我らが主人公リアーナとその妹、マリアである。
「あーそうか、この世界には昔から航空戦力が居たか。そりゃ対空戦闘も発達するわな。」
妹からの指摘に納得しつつタブレットの画像を切り替えるリアーナ、
そこには輪形陣を組んで航行する自軍艦隊が写っている
開発部謹製、偵察衛星の超高解像度カメラはあらゆる場をリアルタイムで撮影することを可能にした。
「ワイバーンは全滅…………か。」
ポソリとつぶやき、歩き出す
向かう先はタスマニア国王ガリウス
「とりあえず、二国から観戦武官を調達しなきゃな。」
ニヤリと顔を綻ばせ、最強の軍の長は企みを巡らせる
「本拠地であるタスマニア、そしてその友好国であるイタリカ………………彼らには絶対に俺たちに逆らえないよう、キッチリと教育して差し上げんとな?」
「ん、悪く、ない。

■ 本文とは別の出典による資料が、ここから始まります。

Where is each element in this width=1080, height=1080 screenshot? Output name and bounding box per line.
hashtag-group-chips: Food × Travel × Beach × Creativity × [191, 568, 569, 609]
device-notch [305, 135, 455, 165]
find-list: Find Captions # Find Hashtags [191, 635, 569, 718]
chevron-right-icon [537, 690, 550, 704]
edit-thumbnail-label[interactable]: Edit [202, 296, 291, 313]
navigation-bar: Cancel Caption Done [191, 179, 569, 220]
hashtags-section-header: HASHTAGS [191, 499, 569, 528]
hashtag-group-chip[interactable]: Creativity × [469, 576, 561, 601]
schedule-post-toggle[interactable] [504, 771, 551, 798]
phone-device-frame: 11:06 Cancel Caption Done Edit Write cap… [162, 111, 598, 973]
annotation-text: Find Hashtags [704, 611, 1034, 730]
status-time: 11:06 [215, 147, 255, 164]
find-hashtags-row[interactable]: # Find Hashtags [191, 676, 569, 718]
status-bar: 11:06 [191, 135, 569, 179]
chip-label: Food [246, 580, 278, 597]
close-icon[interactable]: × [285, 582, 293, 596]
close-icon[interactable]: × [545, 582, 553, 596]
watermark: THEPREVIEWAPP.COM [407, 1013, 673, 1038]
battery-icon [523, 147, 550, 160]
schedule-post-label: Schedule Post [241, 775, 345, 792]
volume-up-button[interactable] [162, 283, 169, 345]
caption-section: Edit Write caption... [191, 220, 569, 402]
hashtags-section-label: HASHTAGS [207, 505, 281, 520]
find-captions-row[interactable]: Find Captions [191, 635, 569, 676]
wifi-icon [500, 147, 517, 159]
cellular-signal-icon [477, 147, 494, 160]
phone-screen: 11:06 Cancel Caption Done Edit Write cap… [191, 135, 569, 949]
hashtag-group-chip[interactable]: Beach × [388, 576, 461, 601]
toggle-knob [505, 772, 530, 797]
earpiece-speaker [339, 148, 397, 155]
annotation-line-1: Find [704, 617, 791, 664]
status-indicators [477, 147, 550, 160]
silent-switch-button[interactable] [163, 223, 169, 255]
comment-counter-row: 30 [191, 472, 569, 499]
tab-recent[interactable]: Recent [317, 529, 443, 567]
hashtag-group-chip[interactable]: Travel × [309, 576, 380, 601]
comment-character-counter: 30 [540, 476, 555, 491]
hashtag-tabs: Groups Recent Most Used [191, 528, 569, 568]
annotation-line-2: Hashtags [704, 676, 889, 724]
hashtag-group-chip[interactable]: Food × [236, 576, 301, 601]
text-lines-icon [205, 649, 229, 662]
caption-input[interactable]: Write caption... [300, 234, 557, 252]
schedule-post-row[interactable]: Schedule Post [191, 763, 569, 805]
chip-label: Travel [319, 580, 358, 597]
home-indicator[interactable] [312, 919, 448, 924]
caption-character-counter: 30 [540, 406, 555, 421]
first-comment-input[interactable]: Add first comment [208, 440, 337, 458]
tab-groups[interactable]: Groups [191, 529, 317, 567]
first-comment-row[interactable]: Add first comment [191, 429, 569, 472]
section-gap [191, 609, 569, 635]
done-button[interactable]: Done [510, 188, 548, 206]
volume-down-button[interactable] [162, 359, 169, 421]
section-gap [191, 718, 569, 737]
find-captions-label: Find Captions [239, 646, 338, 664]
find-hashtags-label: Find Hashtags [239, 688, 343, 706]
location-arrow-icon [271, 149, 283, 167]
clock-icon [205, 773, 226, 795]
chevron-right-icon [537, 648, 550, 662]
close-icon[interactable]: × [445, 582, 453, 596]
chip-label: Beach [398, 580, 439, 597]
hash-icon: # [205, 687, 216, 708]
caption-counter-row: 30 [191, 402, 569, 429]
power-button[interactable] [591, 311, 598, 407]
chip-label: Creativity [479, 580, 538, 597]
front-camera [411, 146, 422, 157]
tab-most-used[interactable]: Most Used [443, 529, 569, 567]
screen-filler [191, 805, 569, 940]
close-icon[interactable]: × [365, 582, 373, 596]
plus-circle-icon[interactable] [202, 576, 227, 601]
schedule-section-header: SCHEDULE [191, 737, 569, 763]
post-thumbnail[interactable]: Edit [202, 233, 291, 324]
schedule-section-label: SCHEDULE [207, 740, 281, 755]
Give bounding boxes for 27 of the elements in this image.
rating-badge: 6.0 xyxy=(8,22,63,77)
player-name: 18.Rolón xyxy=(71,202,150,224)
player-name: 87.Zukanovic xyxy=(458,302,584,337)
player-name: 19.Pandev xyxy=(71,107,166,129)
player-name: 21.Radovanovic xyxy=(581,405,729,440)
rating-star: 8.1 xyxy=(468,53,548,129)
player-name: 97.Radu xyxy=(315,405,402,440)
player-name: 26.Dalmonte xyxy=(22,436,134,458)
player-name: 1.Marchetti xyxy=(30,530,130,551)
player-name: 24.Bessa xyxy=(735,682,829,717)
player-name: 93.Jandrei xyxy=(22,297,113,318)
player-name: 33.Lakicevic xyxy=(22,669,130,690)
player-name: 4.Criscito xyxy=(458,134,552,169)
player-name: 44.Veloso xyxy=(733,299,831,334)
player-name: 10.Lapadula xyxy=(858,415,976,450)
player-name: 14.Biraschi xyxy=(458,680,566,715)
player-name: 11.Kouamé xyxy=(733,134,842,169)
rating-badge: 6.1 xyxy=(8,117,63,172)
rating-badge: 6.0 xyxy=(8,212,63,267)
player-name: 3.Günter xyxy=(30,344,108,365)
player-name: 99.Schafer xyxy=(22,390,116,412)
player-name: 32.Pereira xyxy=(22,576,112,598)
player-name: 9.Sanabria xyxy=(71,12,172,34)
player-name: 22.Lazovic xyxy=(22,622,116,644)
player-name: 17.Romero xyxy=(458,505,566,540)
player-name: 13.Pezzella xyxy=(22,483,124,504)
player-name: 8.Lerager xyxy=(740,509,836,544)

」
酷く悪趣味な
恫喝
彼女たちの十八番である。
「第1BSG、敵迎撃前にこちらに迎えをくれ。観戦武官を乗せる。それと―――――――」
追加で指示を出しながら、戦略目標を設定していく
目的もなしに戦争をするほど彼女たちは愚かでも野蛮でもない
ブリタニアから搾り取れるもの、なるべく多く搾り取るために最適な攻撃目標…………。
「めぼしい資源、としては、天然ガス。それと、あっちの、持って、る輸入路、あとは商業進出とか?」
「天然ガスか………詳しい埋蔵場所を調べさせておこう。」
妹と相談しながら絵図を描く。勝利の仕方と、勝利の使いかたを導き出すために。
「っと、居た居た。おーい、ガリウスー。」
目的の人物を見つけて声をかける
話してみると、タスマニアからは近衛騎士団長がレヴィアタンに乗るそうだ
問題はイタリカだが、こちらもガリウスの仲介で無事武官を二名派遣されることとなった。